実施しているのはわずか17%、対応の遅れ目立つマイナンバー制度

2015年4月28日 11時13分更新


・マイナンバーは2016年1月より個人番号の利用が開始

・本来企業は2015年末までの対応が必要

・しかし、2015年3月末に実施した調査で「実施している」と答えた層はわずか17%

 
 
 日経BPコンサルティングは「企業・組織におけるマイナンバー対応に関する実態調査」を実施した。この調査の結果、マイナンバー制度への対応が遅れ、対応作業が2015年末に完了しない恐れがあることが明らかとなった。

 調査は日経コンピュータと共同で2015年3月下旬に実施。企業や公的機関における経営系部門や、情報システム部門、総務・人事・経理部門などマイナンバー対応の取り組みが想定される部門の所属者からの1058件の有効回答を集計した。調査結果の詳細は「マイナンバー実態調査2015」として、日経BPコンサルティングから5月18日に発行する。
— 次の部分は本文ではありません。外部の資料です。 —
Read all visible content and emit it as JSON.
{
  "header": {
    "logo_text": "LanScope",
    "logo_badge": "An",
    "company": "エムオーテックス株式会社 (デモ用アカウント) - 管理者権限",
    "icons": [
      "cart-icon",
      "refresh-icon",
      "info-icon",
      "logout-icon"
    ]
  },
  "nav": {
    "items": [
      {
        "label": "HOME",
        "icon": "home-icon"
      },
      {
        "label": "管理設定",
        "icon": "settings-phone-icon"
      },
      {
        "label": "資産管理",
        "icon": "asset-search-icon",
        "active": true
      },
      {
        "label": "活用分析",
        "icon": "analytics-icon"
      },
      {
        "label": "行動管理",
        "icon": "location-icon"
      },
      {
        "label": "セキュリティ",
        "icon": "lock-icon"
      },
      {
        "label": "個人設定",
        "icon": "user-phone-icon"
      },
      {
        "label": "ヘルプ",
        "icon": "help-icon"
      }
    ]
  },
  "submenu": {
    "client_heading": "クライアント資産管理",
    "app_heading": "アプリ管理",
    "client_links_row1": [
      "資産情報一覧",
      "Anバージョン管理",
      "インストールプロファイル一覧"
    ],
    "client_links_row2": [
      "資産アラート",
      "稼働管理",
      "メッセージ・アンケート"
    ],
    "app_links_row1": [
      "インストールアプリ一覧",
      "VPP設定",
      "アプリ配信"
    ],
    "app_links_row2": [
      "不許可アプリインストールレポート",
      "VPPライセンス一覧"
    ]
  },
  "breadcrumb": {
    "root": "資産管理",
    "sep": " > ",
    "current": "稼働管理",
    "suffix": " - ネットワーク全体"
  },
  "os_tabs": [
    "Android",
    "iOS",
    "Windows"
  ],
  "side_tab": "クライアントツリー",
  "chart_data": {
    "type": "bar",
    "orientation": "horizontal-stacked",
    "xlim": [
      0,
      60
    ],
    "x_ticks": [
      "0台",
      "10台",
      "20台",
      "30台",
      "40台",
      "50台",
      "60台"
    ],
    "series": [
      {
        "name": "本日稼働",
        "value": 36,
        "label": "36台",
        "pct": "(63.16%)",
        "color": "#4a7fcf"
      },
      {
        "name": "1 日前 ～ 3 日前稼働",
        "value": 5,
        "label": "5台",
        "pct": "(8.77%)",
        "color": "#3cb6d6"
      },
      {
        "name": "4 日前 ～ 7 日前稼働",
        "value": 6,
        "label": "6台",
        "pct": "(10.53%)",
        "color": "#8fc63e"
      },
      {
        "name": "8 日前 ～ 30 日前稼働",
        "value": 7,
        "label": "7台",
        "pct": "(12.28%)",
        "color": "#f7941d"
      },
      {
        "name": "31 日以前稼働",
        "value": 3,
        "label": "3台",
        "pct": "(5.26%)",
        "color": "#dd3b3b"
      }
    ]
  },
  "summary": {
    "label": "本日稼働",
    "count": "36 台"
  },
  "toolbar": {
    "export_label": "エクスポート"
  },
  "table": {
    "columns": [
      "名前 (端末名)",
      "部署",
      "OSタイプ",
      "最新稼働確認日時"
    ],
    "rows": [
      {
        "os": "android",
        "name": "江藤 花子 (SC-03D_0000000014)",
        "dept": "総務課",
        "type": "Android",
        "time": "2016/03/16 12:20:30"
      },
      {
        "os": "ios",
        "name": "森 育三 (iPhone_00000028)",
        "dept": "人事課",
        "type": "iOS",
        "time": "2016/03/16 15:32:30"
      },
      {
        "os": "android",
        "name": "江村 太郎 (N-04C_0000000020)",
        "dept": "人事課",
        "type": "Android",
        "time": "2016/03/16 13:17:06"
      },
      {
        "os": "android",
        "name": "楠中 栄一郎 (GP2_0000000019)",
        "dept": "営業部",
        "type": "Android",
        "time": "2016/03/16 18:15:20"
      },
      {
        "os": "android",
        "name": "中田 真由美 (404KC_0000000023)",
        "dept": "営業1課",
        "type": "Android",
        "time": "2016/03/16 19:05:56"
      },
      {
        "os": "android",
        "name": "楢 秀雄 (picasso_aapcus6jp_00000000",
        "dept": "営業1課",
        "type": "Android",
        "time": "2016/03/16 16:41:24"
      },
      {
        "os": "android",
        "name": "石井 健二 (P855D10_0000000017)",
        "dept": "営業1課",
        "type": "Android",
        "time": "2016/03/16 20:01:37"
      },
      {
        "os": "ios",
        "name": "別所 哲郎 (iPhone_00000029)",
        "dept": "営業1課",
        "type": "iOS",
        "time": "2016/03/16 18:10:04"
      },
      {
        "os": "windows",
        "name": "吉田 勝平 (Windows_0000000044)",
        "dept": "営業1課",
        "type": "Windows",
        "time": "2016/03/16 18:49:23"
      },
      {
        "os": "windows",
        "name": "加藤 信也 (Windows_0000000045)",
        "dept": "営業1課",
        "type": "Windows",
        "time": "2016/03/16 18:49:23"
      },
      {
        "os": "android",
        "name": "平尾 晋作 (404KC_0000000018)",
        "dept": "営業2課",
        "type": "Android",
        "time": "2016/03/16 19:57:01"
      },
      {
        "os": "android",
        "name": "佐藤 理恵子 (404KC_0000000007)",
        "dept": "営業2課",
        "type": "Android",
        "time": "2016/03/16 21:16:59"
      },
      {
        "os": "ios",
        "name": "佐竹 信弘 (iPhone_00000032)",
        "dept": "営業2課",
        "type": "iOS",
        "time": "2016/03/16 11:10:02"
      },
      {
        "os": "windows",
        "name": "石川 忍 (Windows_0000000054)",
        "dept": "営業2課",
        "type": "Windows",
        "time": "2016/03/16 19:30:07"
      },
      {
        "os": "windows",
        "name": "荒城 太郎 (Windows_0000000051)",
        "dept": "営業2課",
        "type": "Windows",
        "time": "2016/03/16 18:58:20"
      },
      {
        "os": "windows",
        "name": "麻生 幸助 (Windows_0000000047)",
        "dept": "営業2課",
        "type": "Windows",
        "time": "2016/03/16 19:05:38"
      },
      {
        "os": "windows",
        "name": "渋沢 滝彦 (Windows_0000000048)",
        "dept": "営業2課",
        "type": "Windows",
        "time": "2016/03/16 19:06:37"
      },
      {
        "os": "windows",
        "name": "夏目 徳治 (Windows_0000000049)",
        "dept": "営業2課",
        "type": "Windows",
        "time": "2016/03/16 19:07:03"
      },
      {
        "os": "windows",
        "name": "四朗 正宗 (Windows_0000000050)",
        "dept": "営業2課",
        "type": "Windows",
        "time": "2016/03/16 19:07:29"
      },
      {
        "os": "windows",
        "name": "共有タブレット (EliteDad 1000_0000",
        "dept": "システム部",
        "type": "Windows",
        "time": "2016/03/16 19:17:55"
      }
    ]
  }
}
 マイナンバー制度は2013年5月に制定された「行政手続における特定の個人を識別するための番号の利用等に関する法律」に基づき、2016年1月に個人番号の利用が開始される。この制度の開始に合わせて対応するには、企業等は2015年末までにシステムの整備を完了させ、チェックできる段取りが必要だ。こうした状況のもと、マイナンバー制度に関する周知・啓発活動が本格化した、2015年末まで残り9カ月の時点で、企業等の取り組み実態を調査したものである。

 マイナンバー制度への対応に向けた企業等の作業(準備作業を含む)は遅れている。対応作業の「実施状況」は、「実施している」(実施層)が16.8%、「実施していないが、予定はある」が21.2%で、これらを合計した「実施・実施予定層」は38.0%にとどまる。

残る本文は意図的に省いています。